Ki-überlastung: gehirn leer, burnout vorprogrammiert?

Eine erschreckende Studie der Harvard Business Review deckt eine neue Bedrohung für die moderne Arbeitswelt auf: „AI-Brain-Fry“. Immer mehr Menschen leiden unter einer zunehmenden mentalen Erschöpfung, die durch den übermäßigen Einsatz von Künstlicher Intelligenz ausgelöst wird. Was einst als Produktivitätssteigerung gedacht war, droht zu einem Teufelskreis zu werden.

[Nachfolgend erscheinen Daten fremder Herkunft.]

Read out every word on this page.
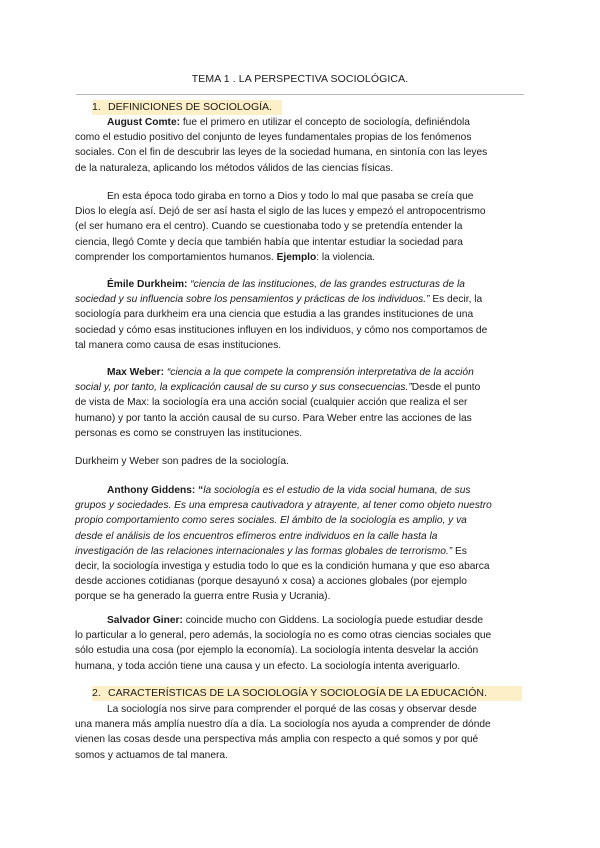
TEMA 1 . LA PERSPECTIVA SOCIOLÓGICA.
1. DEFINICIONES DE SOCIOLOGÍA.

August Comte: fue el primero en utilizar el concepto de sociología, definiéndola

como el estudio positivo del conjunto de leyes fundamentales propias de los fenómenos

sociales. Con el fin de descubrir las leyes de la sociedad humana, en sintonía con las leyes

de la naturaleza, aplicando los métodos válidos de las ciencias físicas.

En esta época todo giraba en torno a Dios y todo lo mal que pasaba se creía que

Dios lo elegía así. Dejó de ser así hasta el siglo de las luces y empezó el antropocentrismo

(el ser humano era el centro). Cuando se cuestionaba todo y se pretendía entender la

ciencia, llegó Comte y decía que también había que intentar estudiar la sociedad para

comprender los comportamientos humanos. Ejemplo: la violencia.

Émile Durkheim: “ciencia de las instituciones, de las grandes estructuras de la

sociedad y su influencia sobre los pensamientos y prácticas de los individuos.” Es decir, la

sociología para durkheim era una ciencia que estudia a las grandes instituciones de una

sociedad y cómo esas instituciones influyen en los individuos, y cómo nos comportamos de

tal manera como causa de esas instituciones.

Max Weber: “ciencia a la que compete la comprensión interpretativa de la acción

social y, por tanto, la explicación causal de su curso y sus consecuencias.”Desde el punto

de vista de Max: la sociología era una acción social (cualquier acción que realiza el ser

humano) y por tanto la acción causal de su curso. Para Weber entre las acciones de las

personas es como se construyen las instituciones.

Durkheim y Weber son padres de la sociología.

Anthony Giddens: “la sociología es el estudio de la vida social humana, de sus

grupos y sociedades. Es una empresa cautivadora y atrayente, al tener como objeto nuestro

propio comportamiento como seres sociales. El ámbito de la sociología es amplio, y va

desde el análisis de los encuentros efímeros entre individuos en la calle hasta la

investigación de las relaciones internacionales y las formas globales de terrorismo.” Es

decir, la sociología investiga y estudia todo lo que es la condición humana y que eso abarca

desde acciones cotidianas (porque desayunó x cosa) a acciones globales (por ejemplo

porque se ha generado la guerra entre Rusia y Ucrania).

Salvador Giner: coincide mucho con Giddens. La sociología puede estudiar desde

lo particular a lo general, pero además, la sociología no es como otras ciencias sociales que

sólo estudia una cosa (por ejemplo la economía). La sociología intenta desvelar la acción

humana, y toda acción tiene una causa y un efecto. La sociología intenta averiguarlo.

2. CARACTERÍSTICAS DE LA SOCIOLOGÍA Y SOCIOLOGÍA DE LA EDUCACIÓN.

La sociología nos sirve para comprender el porqué de las cosas y observar desde

una manera más amplía nuestro día a día. La sociología nos ayuda a comprender de dónde

vienen las cosas desde una perspectiva más amplia con respecto a qué somos y por qué

somos y actuamos de tal manera.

Über 25 Prozent der Befragten berichten von Symptomen, die weit über die gewohnte Müdigkeit hinausgehen: Kopfschmerzen, Konzentrationsschwierigkeiten und ein stark eingeschränkter Informationsverarbeitungsfähigkeit. Die Ursache: Mitarbeiter werden mit Aufgaben überlastet, die ihre menschliche Kapazität sprengen – eine Folge davon, dass sie zunehmend auf KI-gestützte Werkzeuge setzen, um mit dem Tempo Schritt zu halten.

Die schattenseite der automatisierung

Die anfängliche Euphorie über gesteigerte Produktivität weicht einer düsteren Realität. Die ständige Nutzung verschiedener KI-Anwendungen führt zu einem enormen Koordinationsaufwand. Mitarbeiter müssen zwischen Chatbots wie ChatGPT, Claude oder Gemini hin- und herwechseln, was eine immense mentale Belastung darstellt. Wer früher Pausen einlegte, um neue Energie zu tanken, findet sich nun in einem endlosen Arbeitszyklus wieder. Die KI, die eigentlich Aufgaben entlasten sollte, wird zur digitalen Gefangenschaft.

Die Studie zeigt, dass die Abhängigkeit von KI zu einer Übernahme von Aufgaben führt, die eigentlich nicht den Fähigkeiten der Technologie entsprechen. Die Mitarbeiter arbeiten schneller, übernehmen mehr Aufgaben – und überlasten sich dabei. Das Ergebnis: Verlängerte Arbeitstage und eine ständige Erreichbarkeit. Der vermeintliche Vorteil der KI – schnelle Ergebnisse – führt zu einer Verdichtung der Arbeitszeit und einem erhöhten Stresslevel.

Experten warnen vor den Folgen. Ähnlich wie bei Alzheimer beginnen die Symptome oft subtil, mit Konzentrationsschwierigkeiten und einem Gefühl der mentalen Leere. Die ständige Überlastung führt zu einem erhöhten Risiko für Burnout und andere psychische Erkrankungen. Und das ist nicht nur eine Frage des individuellen Wohlbefindens, sondern auch der wirtschaftlichen Leistungsfähigkeit.

Unternehmen, die die Produktivität allein anhand der erledigten Aufgaben messen, laufen Gefahr, die Gesundheit ihrer Mitarbeiter zu gefährden. Die Kosten für krankheitsbedingte Ausfälle und geringere Qualität der Arbeit können enorm sein. Eine neue Herangehensweise ist gefragt: Eine sorgfältige „Überwachungsdiät“ der KI-Nutzung. Es geht darum, KI gezielt einzusetzen, wo sie wirklich Mehrwert bietet, und nicht als Allzwecklösung zu missbrauchen.

Japan plant sogar einen radikalen Schritt: den Einsatz von Robotern, um menschliche Arbeitskräfte zu ersetzen. Eine Entwicklung, die die ethischen und sozialen Implikationen des KI-Einsatzes noch einmal verstärkt. Die Frage ist nicht länger, ob KI unsere Arbeit verändern wird, sondern wie wir mit den Konsequenzen umgehen. Die Geschwindigkeit der technologischen Entwicklung erfordert eine sofortige Auseinandersetzung mit den Auswirkungen auf die menschliche Psyche – sonst wird die Produktivitätssteigerung zum Selbstmord.